Smart sensor grid embedded in hospital beds to detect patient position and reduce pressure ulcer risk.
🛏️ Overview
At Shirley Ryan AbilityLab, we were asked to address a high-stakes clinical issue: pressure ulcers. These injuries, caused by prolonged bed rest, are painful for patients and costly for hospitals. Despite having turn protocols in place, the hospital lacked a way to objectively verify whether patients were being repositioned as scheduled.
I joined a project that aimed to solve this problem using a novel combination of embedded hardware, fabric-integrated sensors, and machine learning. Our goal was to build a smart, non-intrusive bed sensor system that could classify a patient’s position in real time and log that data for long-term studies.
🎯 Objectives
We set out to design a sensor platform that could:
Detect patient position accurately and non-invasively,
Blend seamlessly into hospital beds without altering comfort or safety,
Interface wirelessly with mobile and cloud systems for data collection, and
Support long-term research and possible integration with hospital EMR systems.
I contributed across every level of the stack—from PCB design to firmware to cloud database integration and ML model deployment.
⚙️ What I Built
Hardware Design:
Designed a modular system of 9 sensor pods, each combining an IMU and load cell.
Built soft sensor housings by learning to use a sewing machine—embedding electronics into stretchable fabric placed under the bedsheet.
Designed and assembled a 2-sided PCB shield with BLE antenna, power conditioning, and I/O routing to a central MicroPython microcontroller.
Created a custom wire harness for reliable, hospital-safe deployment.
Firmware & BLE Communication:
Extended firmware to stream all sensor data wirelessly over BLE to an Android app.
Implemented calibration routines and data pre-processing for noise reduction and alignment.
Cloud Infrastructure:
Integrated with a mobile + GCP pipeline for continuous data logging.
Built MySQL-backed backend for long-term storage and analysis.
Ensured compliance with clinical constraints around power usage, safety, and patient comfort.
Data Collection & Machine Learning:
Collected sensor data from 60 diverse human subjects across six discrete bed positions.
Trained and evaluated multiple models (NNs, SVMs, Random Forests).
Deployed a Random Forest classifier to the cloud for real-time inference with >90% accuracy.
Clinical Integration & IP:
Filed a formal invention disclosure through the hospital’s Office of Technology Transfer.

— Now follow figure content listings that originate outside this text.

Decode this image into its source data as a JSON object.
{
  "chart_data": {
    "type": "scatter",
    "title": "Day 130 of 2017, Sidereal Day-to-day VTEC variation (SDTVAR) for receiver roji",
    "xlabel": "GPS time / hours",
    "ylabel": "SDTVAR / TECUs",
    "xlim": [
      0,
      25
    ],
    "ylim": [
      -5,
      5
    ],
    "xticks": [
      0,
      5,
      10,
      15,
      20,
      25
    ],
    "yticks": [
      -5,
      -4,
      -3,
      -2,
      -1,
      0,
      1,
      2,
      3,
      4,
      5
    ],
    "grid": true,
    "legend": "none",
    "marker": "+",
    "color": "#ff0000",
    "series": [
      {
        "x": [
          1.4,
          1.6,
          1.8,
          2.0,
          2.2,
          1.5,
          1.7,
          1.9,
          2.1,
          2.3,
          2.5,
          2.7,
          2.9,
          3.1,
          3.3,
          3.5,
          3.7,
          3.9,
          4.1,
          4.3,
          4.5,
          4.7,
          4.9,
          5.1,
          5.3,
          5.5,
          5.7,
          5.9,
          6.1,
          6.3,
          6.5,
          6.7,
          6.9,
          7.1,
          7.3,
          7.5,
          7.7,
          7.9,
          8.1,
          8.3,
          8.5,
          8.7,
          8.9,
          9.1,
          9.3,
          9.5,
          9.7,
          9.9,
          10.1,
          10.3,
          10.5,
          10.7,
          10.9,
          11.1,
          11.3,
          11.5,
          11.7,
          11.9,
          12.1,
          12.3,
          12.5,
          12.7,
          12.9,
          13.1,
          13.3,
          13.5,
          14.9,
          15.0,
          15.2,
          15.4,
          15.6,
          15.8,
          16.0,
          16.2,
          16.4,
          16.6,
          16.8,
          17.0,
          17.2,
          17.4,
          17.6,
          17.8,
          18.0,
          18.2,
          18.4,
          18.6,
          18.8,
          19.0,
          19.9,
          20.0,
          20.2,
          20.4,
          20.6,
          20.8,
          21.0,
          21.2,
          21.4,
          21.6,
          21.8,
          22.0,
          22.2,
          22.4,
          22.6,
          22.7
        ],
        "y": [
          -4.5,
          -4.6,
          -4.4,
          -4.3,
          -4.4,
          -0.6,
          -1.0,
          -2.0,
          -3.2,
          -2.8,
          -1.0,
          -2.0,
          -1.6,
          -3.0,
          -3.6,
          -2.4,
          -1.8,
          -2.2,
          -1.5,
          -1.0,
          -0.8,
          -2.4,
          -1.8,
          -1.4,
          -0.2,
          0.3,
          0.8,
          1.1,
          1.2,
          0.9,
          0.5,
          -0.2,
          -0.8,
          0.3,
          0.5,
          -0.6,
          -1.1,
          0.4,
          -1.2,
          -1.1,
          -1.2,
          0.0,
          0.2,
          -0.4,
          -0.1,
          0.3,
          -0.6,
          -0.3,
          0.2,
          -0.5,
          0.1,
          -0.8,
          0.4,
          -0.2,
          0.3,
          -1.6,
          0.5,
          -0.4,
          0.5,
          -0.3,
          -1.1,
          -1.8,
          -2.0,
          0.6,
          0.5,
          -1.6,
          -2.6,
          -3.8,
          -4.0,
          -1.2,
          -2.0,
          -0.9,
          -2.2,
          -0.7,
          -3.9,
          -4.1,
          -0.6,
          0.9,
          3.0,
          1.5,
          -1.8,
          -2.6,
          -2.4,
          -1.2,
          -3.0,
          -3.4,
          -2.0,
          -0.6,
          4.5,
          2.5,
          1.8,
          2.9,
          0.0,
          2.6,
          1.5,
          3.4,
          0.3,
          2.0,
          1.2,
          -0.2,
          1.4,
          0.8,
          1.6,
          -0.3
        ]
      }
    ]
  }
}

Participated in discussions about EMR integration, research expansion, and pilot deployment.
✅ Outcome
We developed a working prototype that classified patient bed position in real time with over 90% accuracy—across multiple positions and subjects.
The system was designed to be low-profile, comfortable, and safe for patients, while providing valuable, actionable data to clinicians. The project opened the door to a new class of “smart bed” technologies in hospital care—and remains one of the most clinically impactful systems I’ve helped build.
It also marked a turning point in my engineering journey—where embedded systems, firmware, and machine learning came together to solve a real-world problem that affects lives every day.